Treatment took place in the participants’ naturalistic home settings. Dim-light melatonin onset (DLMO) was measured in saliva as marker of internal circadian rhythm. Melatonin or placebo administration followed individual schedules, starting 3 hours before the individual DLMO and weekly advancing by 1 h. DLMO and ADHD Rating Scale score were assessed at baseline, directly after 3-week treatment, and two weeks after the end of treatment.


Results show that at baseline 77% had a DLMO after 21:00 h with an average DLMO at 23:43 h ± 1h46. Directly after treatment, melatonin had advanced DLMO by 1h28 (p = .001), and melatonin plus BLT by 1h58 (p < .001). Placebo did not affect DLMO. ADHD symptoms reduced by 14% (p = .038) directly after melatonin treatment. Placebo and melatonin plus BLT did not impact ADHD symptoms. Two weeks after end of treatment, ADHD symptoms and DLMO had returned to baseline levels.

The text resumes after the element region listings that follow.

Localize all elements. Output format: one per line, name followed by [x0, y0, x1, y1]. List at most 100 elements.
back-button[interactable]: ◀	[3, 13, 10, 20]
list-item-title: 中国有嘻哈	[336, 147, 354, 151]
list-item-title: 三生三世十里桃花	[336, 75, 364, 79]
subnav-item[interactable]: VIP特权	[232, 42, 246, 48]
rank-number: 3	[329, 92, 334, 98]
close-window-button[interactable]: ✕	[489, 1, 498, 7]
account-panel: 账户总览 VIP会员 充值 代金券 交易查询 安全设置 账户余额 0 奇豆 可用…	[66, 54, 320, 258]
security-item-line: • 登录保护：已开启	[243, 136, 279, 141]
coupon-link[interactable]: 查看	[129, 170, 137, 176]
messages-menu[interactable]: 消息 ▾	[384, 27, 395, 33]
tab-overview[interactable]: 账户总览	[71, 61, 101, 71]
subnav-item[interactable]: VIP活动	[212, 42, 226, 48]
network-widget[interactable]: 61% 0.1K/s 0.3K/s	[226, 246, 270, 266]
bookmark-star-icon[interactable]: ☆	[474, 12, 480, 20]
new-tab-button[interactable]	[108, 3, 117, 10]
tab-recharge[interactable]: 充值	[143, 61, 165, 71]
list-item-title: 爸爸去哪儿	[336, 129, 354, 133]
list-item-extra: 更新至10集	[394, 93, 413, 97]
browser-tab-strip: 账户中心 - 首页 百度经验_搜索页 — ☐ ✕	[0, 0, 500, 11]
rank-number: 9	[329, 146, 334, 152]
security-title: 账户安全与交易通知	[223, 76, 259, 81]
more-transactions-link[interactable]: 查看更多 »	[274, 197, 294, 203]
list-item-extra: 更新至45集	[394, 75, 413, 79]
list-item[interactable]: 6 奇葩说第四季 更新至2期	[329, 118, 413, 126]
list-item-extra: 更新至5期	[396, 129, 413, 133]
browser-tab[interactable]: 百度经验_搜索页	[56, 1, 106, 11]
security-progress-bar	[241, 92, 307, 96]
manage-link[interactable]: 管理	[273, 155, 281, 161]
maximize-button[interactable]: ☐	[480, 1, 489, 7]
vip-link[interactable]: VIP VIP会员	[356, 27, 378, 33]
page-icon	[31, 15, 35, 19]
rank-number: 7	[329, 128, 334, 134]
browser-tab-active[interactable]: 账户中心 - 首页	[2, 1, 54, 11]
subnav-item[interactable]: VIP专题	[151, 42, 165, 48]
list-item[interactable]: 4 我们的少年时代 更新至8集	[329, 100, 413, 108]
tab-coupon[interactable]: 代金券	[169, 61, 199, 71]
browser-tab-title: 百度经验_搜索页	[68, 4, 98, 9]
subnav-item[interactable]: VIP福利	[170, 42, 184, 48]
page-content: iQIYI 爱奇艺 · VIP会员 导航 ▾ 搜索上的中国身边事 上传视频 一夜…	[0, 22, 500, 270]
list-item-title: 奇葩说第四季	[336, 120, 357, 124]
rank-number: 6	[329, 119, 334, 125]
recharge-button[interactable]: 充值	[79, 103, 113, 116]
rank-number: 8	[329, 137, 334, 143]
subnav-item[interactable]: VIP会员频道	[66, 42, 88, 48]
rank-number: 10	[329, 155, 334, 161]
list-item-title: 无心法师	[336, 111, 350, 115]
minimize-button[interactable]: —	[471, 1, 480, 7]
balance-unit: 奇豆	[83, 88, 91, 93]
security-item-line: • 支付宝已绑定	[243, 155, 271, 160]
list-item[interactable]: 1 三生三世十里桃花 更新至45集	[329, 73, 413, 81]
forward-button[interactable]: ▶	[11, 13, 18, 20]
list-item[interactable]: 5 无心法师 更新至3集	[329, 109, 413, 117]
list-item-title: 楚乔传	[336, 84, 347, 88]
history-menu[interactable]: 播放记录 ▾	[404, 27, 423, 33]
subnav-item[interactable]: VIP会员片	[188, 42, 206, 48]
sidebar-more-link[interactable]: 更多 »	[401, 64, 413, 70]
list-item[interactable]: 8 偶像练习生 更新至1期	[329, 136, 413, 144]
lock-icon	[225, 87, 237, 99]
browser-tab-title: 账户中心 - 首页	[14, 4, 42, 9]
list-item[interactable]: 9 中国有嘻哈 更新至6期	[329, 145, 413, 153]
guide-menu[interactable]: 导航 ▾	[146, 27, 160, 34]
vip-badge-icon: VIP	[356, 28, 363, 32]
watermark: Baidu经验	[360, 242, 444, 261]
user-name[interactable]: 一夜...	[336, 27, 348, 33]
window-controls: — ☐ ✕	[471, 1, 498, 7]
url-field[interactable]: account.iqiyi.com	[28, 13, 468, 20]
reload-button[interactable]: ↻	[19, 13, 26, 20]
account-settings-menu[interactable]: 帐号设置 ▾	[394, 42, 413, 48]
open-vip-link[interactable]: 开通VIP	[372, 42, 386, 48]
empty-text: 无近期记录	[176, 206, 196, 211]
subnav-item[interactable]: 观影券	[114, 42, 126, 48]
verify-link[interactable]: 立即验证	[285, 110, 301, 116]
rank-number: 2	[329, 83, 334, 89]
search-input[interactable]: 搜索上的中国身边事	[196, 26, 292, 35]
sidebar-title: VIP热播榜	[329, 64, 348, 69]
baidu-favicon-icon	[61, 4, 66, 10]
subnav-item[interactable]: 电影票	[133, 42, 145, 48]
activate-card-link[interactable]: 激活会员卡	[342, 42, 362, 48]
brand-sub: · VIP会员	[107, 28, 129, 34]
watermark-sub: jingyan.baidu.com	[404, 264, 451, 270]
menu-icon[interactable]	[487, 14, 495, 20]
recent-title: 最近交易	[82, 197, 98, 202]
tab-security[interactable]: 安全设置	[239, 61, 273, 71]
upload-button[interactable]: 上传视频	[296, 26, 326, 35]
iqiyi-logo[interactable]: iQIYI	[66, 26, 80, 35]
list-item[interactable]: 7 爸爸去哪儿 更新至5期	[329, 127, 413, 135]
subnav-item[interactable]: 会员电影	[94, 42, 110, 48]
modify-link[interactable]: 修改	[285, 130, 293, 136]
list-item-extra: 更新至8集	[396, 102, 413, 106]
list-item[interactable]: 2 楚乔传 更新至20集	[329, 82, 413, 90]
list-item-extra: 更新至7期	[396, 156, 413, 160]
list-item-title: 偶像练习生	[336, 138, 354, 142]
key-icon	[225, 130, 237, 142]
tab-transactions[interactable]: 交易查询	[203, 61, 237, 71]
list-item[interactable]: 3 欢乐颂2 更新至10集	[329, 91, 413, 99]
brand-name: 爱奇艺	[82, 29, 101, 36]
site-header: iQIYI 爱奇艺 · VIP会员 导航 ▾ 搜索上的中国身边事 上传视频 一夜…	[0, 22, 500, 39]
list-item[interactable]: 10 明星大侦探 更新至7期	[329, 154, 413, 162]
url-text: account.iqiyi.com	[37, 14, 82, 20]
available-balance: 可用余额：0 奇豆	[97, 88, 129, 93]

It can be concluded that low doses of melatonin advanced the circadian rhythm and reduced self-reported ADHD symptoms. Given the large number of adult ADHD patients with concurrent DSPS, treating delayed sleep with melatonin is an important component of effective ADHD treatment.


* Abstracts are selected for their clinical relevance by Dr. Margaret Weiss, Director of Clinical Research, Child Psychiatry, Cambridge Health Alliance, Harvard University. Her commentary reflects her own opinion.  It is not approved or necessarily representative of the CADDRA board.